Intensive course for people who want to write and sell a great movie:
This course is for writers who have a great idea, or a great start and want to complete their scripts and work to get them on screen. The course will challenge your creativity and your discipline.
We will critique each others work and help each other over blocks. This class will work on this idea: how to be inventive without re-inventing the wheel. By looking at the basics, and engaging in exercises that strengthen those muscles, the class will then move to the challenge of originality.
Each module in the course will move your script toward completion, whether you come into the class with an idea or a script that has already been started. The end goal is to have a script that will be noticed. So how will you be noticed?
By using your voice without completely upending the classic structures; because it is originality that sells.
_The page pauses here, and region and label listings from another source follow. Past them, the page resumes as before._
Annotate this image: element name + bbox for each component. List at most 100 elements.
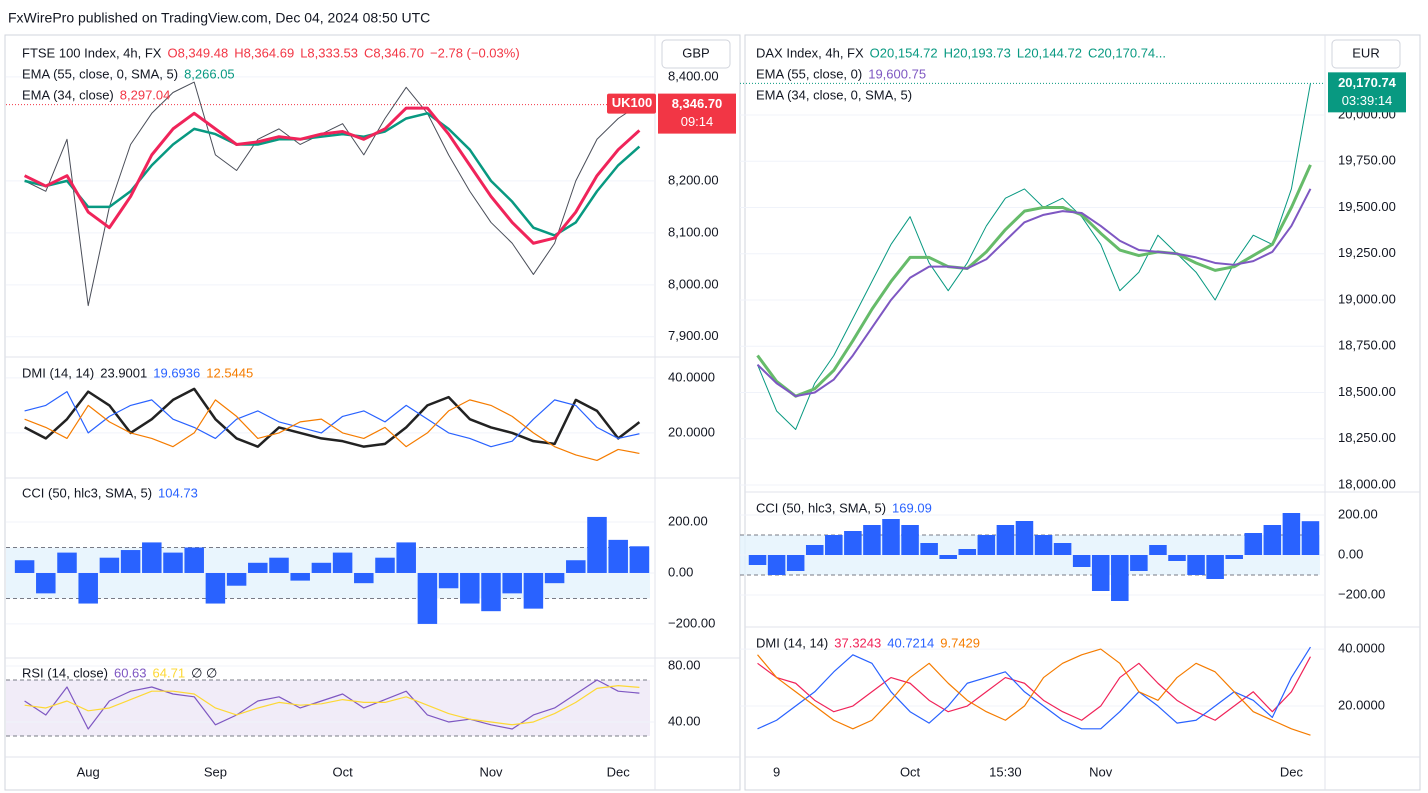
x-tick-label: Aug xyxy=(77,764,100,779)
bar xyxy=(375,557,395,573)
bar xyxy=(417,572,438,624)
price-tag-countdown: 03:39:14 xyxy=(1342,93,1393,108)
bar xyxy=(226,572,247,586)
legend-item: 64.71 xyxy=(153,665,186,680)
y-tick-label: 19,000.00 xyxy=(1338,291,1396,306)
bar xyxy=(1130,555,1148,571)
series-line xyxy=(757,83,1311,430)
price-tag-price: 20,170.74 xyxy=(1338,75,1397,90)
legend-item: DMI (14, 14) xyxy=(756,635,828,650)
legend-item: 19,600.75 xyxy=(868,66,926,81)
bar xyxy=(290,572,310,581)
bar xyxy=(1015,521,1034,555)
x-tick-label: Nov xyxy=(479,764,503,779)
bar xyxy=(805,545,824,555)
legend-item: H8,364.69 xyxy=(234,45,294,60)
currency-box xyxy=(661,39,731,69)
series-line xyxy=(24,399,640,462)
series-line xyxy=(24,391,640,448)
bar xyxy=(460,572,480,604)
legend-item: DMI (14, 14) xyxy=(22,365,94,380)
y-tick-label: 18,750.00 xyxy=(1338,338,1396,353)
bar xyxy=(502,572,522,594)
y-tick-label: 8,000.00 xyxy=(668,276,719,291)
x-tick-label: Nov xyxy=(1089,764,1113,779)
legend-item: 19.6936 xyxy=(153,365,200,380)
y-tick-label: 18,250.00 xyxy=(1338,430,1396,445)
series-line xyxy=(24,679,640,730)
bar xyxy=(184,547,204,573)
y-tick-label: 20.0000 xyxy=(668,424,715,439)
currency-box xyxy=(1331,39,1401,69)
legend-item: 23.9001 xyxy=(100,365,147,380)
y-tick-label: 40.0000 xyxy=(1338,641,1385,656)
bar xyxy=(523,572,544,609)
series-line xyxy=(756,188,1312,398)
legend-item: 8,297.04 xyxy=(120,87,171,102)
bar xyxy=(608,539,628,573)
price-tag-countdown: 09:14 xyxy=(681,114,714,129)
series-line xyxy=(756,164,1312,398)
legend-item: C8,346.70 xyxy=(364,45,424,60)
bar xyxy=(544,572,565,584)
y-tick-label: 200.00 xyxy=(668,513,708,528)
x-tick-label: Dec xyxy=(607,764,631,779)
y-tick-label: 8,400.00 xyxy=(668,68,719,83)
legend-item: CCI (50, hlc3, SMA, 5) xyxy=(756,500,886,515)
bar xyxy=(958,549,977,555)
price-tag-price: 8,346.70 xyxy=(672,96,723,111)
bar xyxy=(1091,555,1110,591)
bar xyxy=(14,560,35,573)
bar xyxy=(311,562,332,573)
y-tick-label: 8,200.00 xyxy=(668,172,719,187)
bar xyxy=(1244,533,1263,555)
legend-item: 60.63 xyxy=(114,665,147,680)
left-pane xyxy=(4,34,741,791)
bar xyxy=(438,572,459,589)
bar xyxy=(396,542,416,573)
series-line xyxy=(757,646,1311,730)
bar xyxy=(36,572,56,594)
x-tick-label: Sep xyxy=(204,764,227,779)
legend-item: L20,144.72 xyxy=(1017,45,1082,60)
header-title: FxWirePro published on TradingView.com, … xyxy=(8,10,430,26)
y-tick-label: 19,750.00 xyxy=(1338,153,1396,168)
bar xyxy=(844,531,862,555)
bar xyxy=(1072,555,1091,567)
bar xyxy=(1282,513,1301,555)
legend-item: 169.09 xyxy=(892,500,932,515)
legend-item: FTSE 100 Index, 4h, FX xyxy=(22,45,162,60)
bar xyxy=(1111,555,1129,601)
legend-item: DAX Index, 4h, FX xyxy=(756,45,864,60)
y-tick-label: 8,100.00 xyxy=(668,224,719,239)
bar xyxy=(163,552,183,573)
y-tick-label: 80.00 xyxy=(668,657,701,672)
series-line xyxy=(757,648,1311,736)
x-tick-label: Dec xyxy=(1280,764,1304,779)
bar xyxy=(1263,525,1282,555)
price-tag xyxy=(1328,72,1406,113)
series-line xyxy=(23,106,641,245)
legend-item: EMA (34, close, 0, SMA, 5) xyxy=(756,87,912,102)
bar xyxy=(248,562,268,573)
legend-item: 9.7429 xyxy=(940,635,980,650)
symbol-tag-text: UK100 xyxy=(612,95,652,110)
y-tick-label: 18,000.00 xyxy=(1338,476,1396,491)
bar xyxy=(99,557,120,573)
bar xyxy=(1225,555,1243,559)
bar xyxy=(566,560,586,573)
currency: EUR xyxy=(1352,45,1379,60)
bar xyxy=(939,555,957,559)
bar xyxy=(1034,535,1053,555)
legend-item: O20,154.72 xyxy=(870,45,938,60)
legend-item: 40.7214 xyxy=(887,635,934,650)
bar xyxy=(120,550,141,573)
y-tick-label: −200.00 xyxy=(668,615,715,630)
bar xyxy=(1053,543,1072,555)
bar xyxy=(332,552,353,573)
legend-item: CCI (50, hlc3, SMA, 5) xyxy=(22,485,152,500)
legend-item: 12.5445 xyxy=(206,365,253,380)
bar xyxy=(1187,555,1205,575)
bar xyxy=(57,552,77,573)
bar xyxy=(786,555,805,571)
In this summer online course, I’ll be working with each of you through individualized writing projects and exercises to help you take your creative work to the next level. We’ll focus on some of the key factors that emerge as you work to strengthen your fiction: Voice, pacing, flow — as well as how, and when to trust yourself, when to ask for input from others, and how to navigate through the inevitable moments of self-doubt that growth as a writer entails. Along the way, we’ll read some short fictions and essays by established writers to help encourage and guide this process. Every student will receive regular, detailed feedback on the project(s) she or he designs with the advice of the instructor.
Russell Potter is an author of several works of fiction and nonfiction, including Pyg: The Memoirs of Toby the Learned Pig (novel, 2012), Arctic Spectacles: The Frozen North in Visual Culture (nonfiction, 2007) and the forthcoming Finding Franklin: The Untold Story of a One Hundred and Sixty-five Year Search (nonfiction, 2016).